Note: Table 3 shows the volume of different samples added. 10 μM BSA was prepared, and DNA was prepared to 7 μM. Different concentrations of 2.5, 5, 7.5, 10, 12.5, and 15 μM hSOX2-HMG protein were prepared. The ratios (0, 0.25, 0.50, 0.75, 1.00, 1.25, 1.50) correspond to the molar ratio of protein to DNA in the 20 μL binding reaction.

Validation of protocol

1. We performed at least three expression and purification cycles of hSOX2-HMG, and different people confirmed the activity of the prepared hSOX2-HMG protein through EMSA. Our data indicates that the protocol is robust and reproducible.

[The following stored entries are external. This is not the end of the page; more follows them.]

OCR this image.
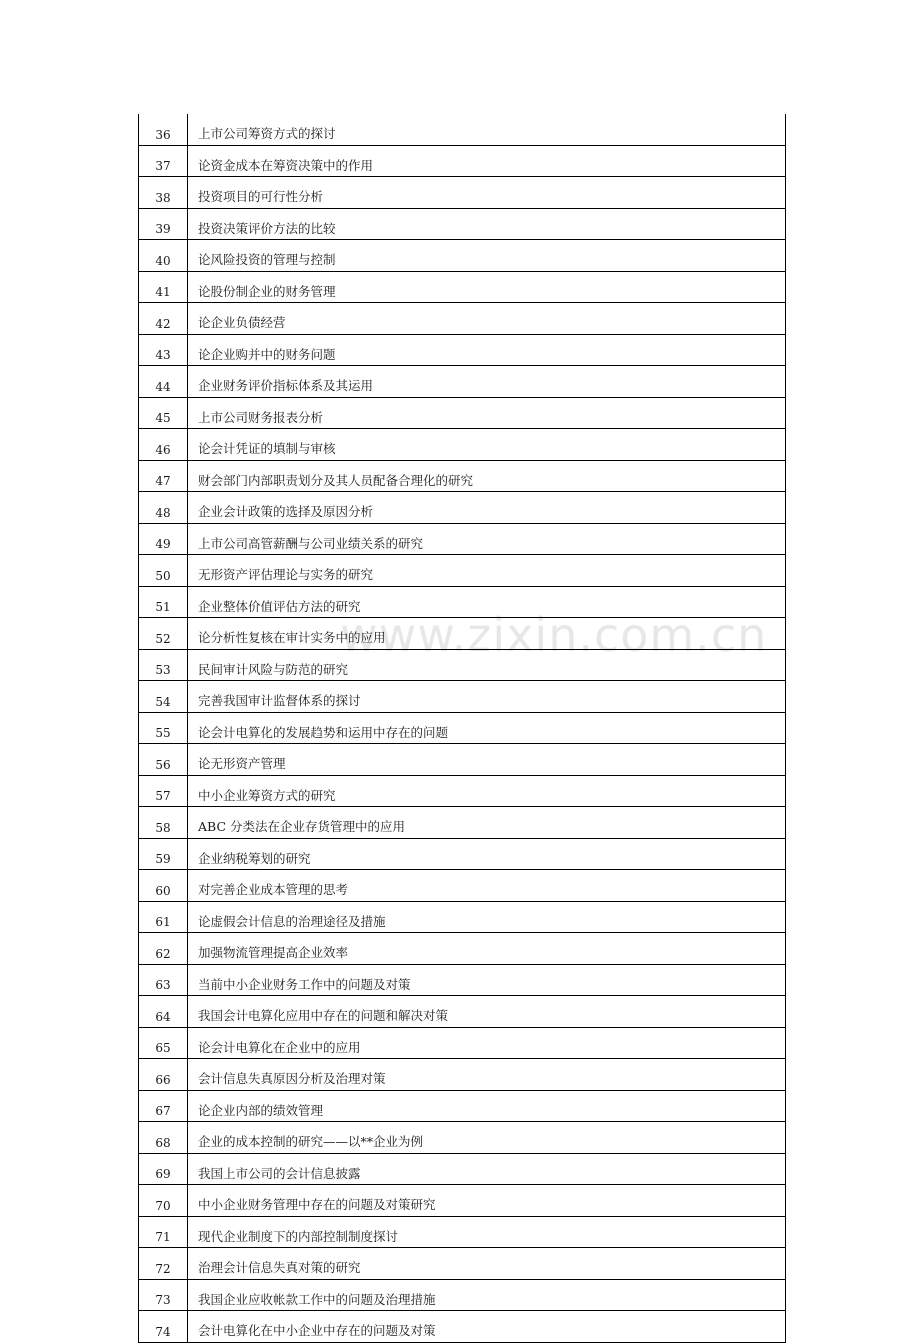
36	上市公司筹资方式的探讨
37	论资金成本在筹资决策中的作用
38	投资项目的可行性分析
39	投资决策评价方法的比较
40	论风险投资的管理与控制
41	论股份制企业的财务管理
42	论企业负债经营
43	论企业购并中的财务问题
44	企业财务评价指标体系及其运用
45	上市公司财务报表分析
46	论会计凭证的填制与审核
47	财会部门内部职责划分及其人员配备合理化的研究
48	企业会计政策的选择及原因分析
49	上市公司高管薪酬与公司业绩关系的研究
50	无形资产评估理论与实务的研究
51	企业整体价值评估方法的研究
52	论分析性复核在审计实务中的应用
53	民间审计风险与防范的研究
54	完善我国审计监督体系的探讨
55	论会计电算化的发展趋势和运用中存在的问题
56	论无形资产管理
57	中小企业筹资方式的研究
58	ABC 分类法在企业存货管理中的应用
59	企业纳税筹划的研究
60	对完善企业成本管理的思考
61	论虚假会计信息的治理途径及措施
62	加强物流管理提高企业效率
63	当前中小企业财务工作中的问题及对策
64	我国会计电算化应用中存在的问题和解决对策
65	论会计电算化在企业中的应用
66	会计信息失真原因分析及治理对策
67	论企业内部的绩效管理
68	企业的成本控制的研究——以**企业为例
69	我国上市公司的会计信息披露
70	中小企业财务管理中存在的问题及对策研究
71	现代企业制度下的内部控制制度探讨
72	治理会计信息失真对策的研究
73	我国企业应收帐款工作中的问题及治理措施
74	会计电算化在中小企业中存在的问题及对策
www.zixin.com.cn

The results showed that protein purity was greater than or equal to 90% (Figure 5B and Figure 7A) after standardization and 1 L expression. Through the purification, we were able to obtain 2–2.86 mg of hSOX2-HMG protein (Table 1 and Figure 7C). The protein concentration of each sample was determined by relating its absorbance value to the standard curve (BCA standard curve: Y = 2.211 × X - 0.006, Figure 7B).

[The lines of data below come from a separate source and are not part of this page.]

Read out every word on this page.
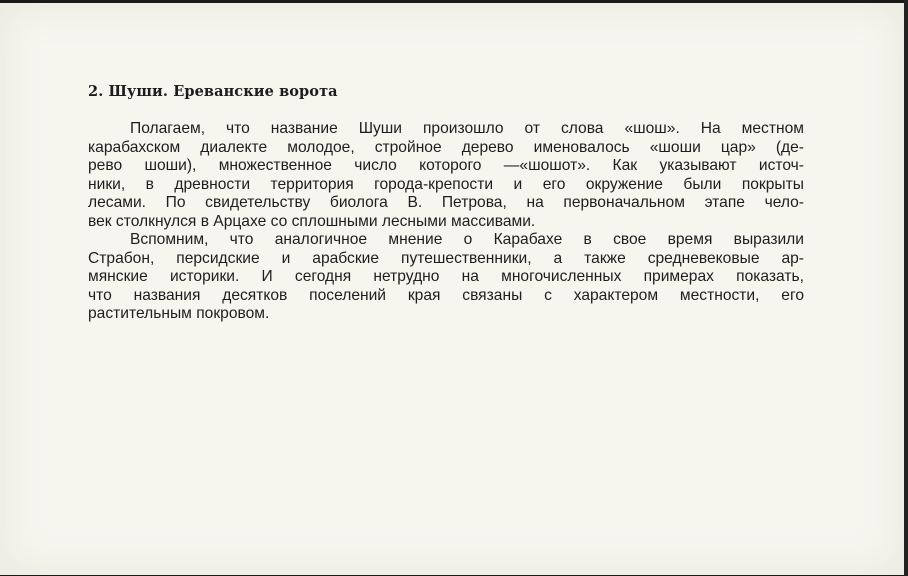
2. Шуши. Ереванские ворота
Полагаем, что название Шуши произошло от слова «шош». На местном
карабахском диалекте молодое, стройное дерево именовалось «шоши цар» (де-
рево шоши), множественное число которого —«шошот». Как указывают источ-
ники, в древности территория города-крепости и его окружение были покрыты
лесами. По свидетельству биолога В. Петрова, на первоначальном этапе чело-
век столкнулся в Арцахе со сплошными лесными массивами.
Вспомним, что аналогичное мнение о Карабахе в свое время выразили
Страбон, персидские и арабские путешественники, а также средневековые ар-
мянские историки. И сегодня нетрудно на многочисленных примерах показать,
что названия десятков поселений края связаны с характером местности, его
растительным покровом.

Figure 7. Concentration quantification and purity analysis of hSOX2-HMG.

(A) Representative SDS-PAGE of purified recombinant protein after the purification of gel filtration. A representative image is shown for two parallel experiments. Standard control for protein concentration: 0.2 mg/mL and 0.5 mg/mL BSA. (B) BCA standard curve. (C) Concentration and yield quantification for hSOX2-HMG of a 500 mL cell culture in which recombinant protein of hSOX2-HMG was induced and subsequently purified by Ni-NTA and gel filtration, as described above in this protocol.

Table 1. Protein purification parameters.

Protein name	Total protein volume (mL)	Whole protein concentration (mg/mL)	Total protein yield (mg)	Protein recovery yield (mg)	Recovery rate (%)
hSOX2-HMG	250	0.024	6	4	66.7

Additionally, EMSA results showed no free DNA at ratios of 1.25 or 1.50, indicating that all DNA formed a complex with hSOX2-HMG recombinant protein. The EMSA analysis revealed a hSOX2–DNA complex migrating between 100 and 250 bp in the native PAGE gel (Figure 6A), with a dissociation equilibrium constant (Kd) of ~0.61 μM (Figure 6B). The results confirm that the hSOX2-HMG recombinant protein obtained through the described purification method retains its DNA-binding activity.

Competing interests

The authors declare no competing interests.